I was embarrassed, but fate saved me. I looked down at my wife's stiletto red heels, and I said, " Yes could you please sign the bottom of her shoes?" I asked my wife to remove one of her heels....Ian asked, " What do you want me to write?" I said, " Your new shoes are worn at the heels." Ian grinned at me, and signed the red stiletto heels. I felt good, but not good enough to overstay my stay... I quickly excused my wife and I from Ian Anderson's presence.
We hung out the rest of the evening with Ric Sanders -violinist for Fairpost Convention and Jethro Tull. Ric Sanders was very nice, and a great conversationalist!
I guess you could say my Ex-wife was as Thick as a Brick.

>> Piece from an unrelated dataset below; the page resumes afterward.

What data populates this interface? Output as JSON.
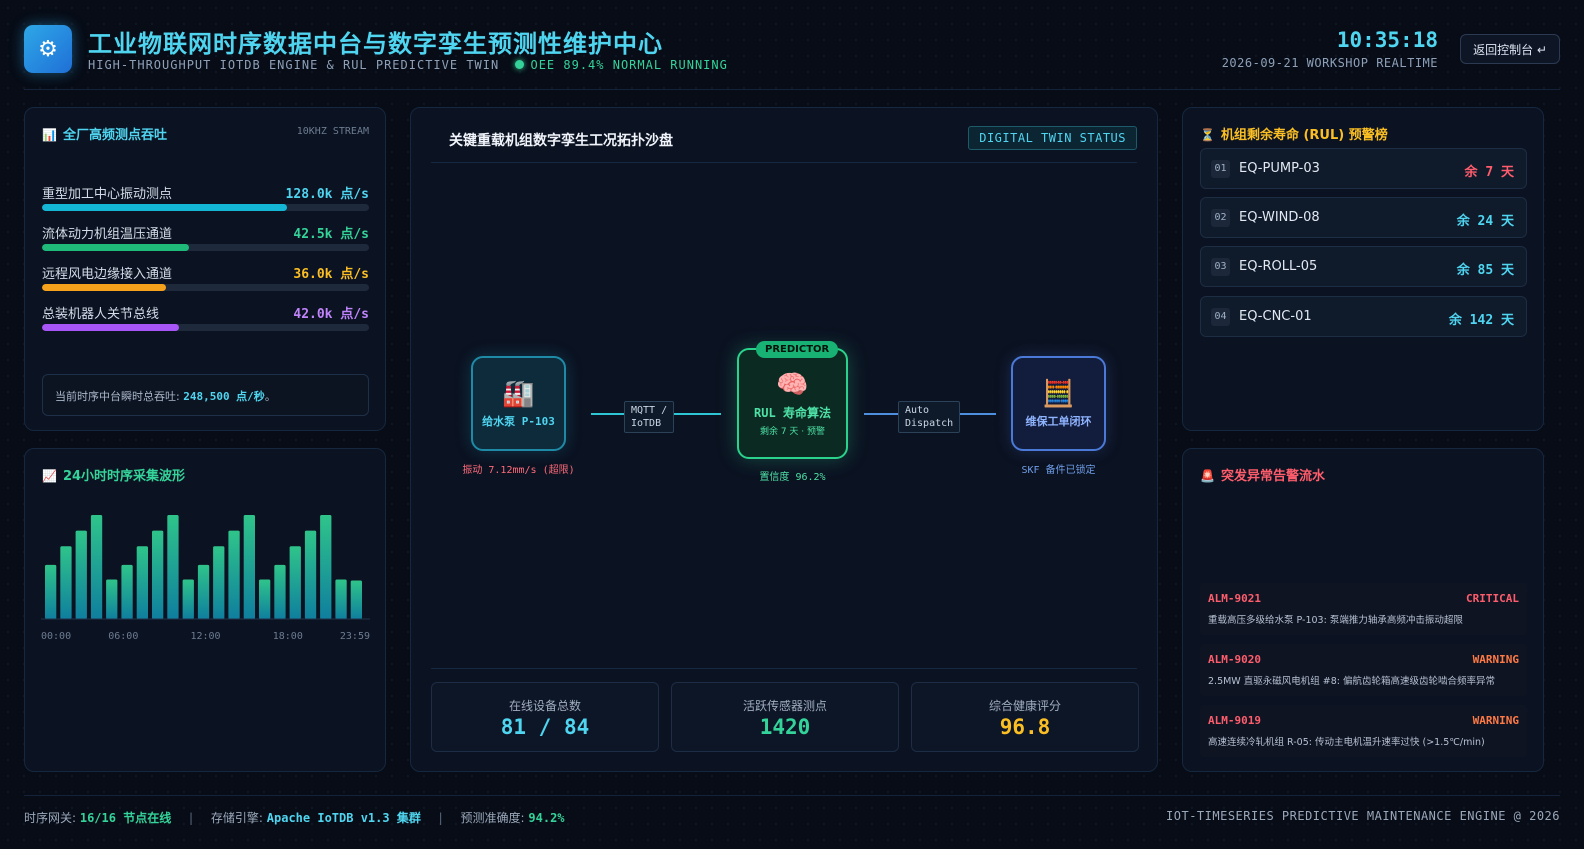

View: https://www.youtube.com/watch?v=u9bk2MrMGaA
Leuzer- I've been on an Elton John Binge for 3 weeks now. Your Song is magic. Everything Elton John between 70' and 76' is off the charts, unbelievable, and essential!
Let's up it a bit...
He has so many good ones. Elton is coming to Omaha soon for part of his farwell tour and I'm hoping to get some tickets.Leuzer- I've been on an Elton John Binge for 3 weeks now. Your Song is magic. Everything Elton John between 70' and 76' is off the charts, unbelievable, and essential!
@Prime Time I wonnder if he actually bills himself as "conductor"? Both Zappa and Petty do is why I'm asking and thats kinda how Tom acts in concert too. Very concise (not sloppy)...hard to find the right word..."Orchestral" maybe.
No, I don't think Ian Anderson bills himself as a conductor of any kind. Have seen Petty many times and Zappa once. Petty just seemed like the average rock star leading his band. Zappa did wave around a baton at his band with his back to the audience, except when he was playing guitar.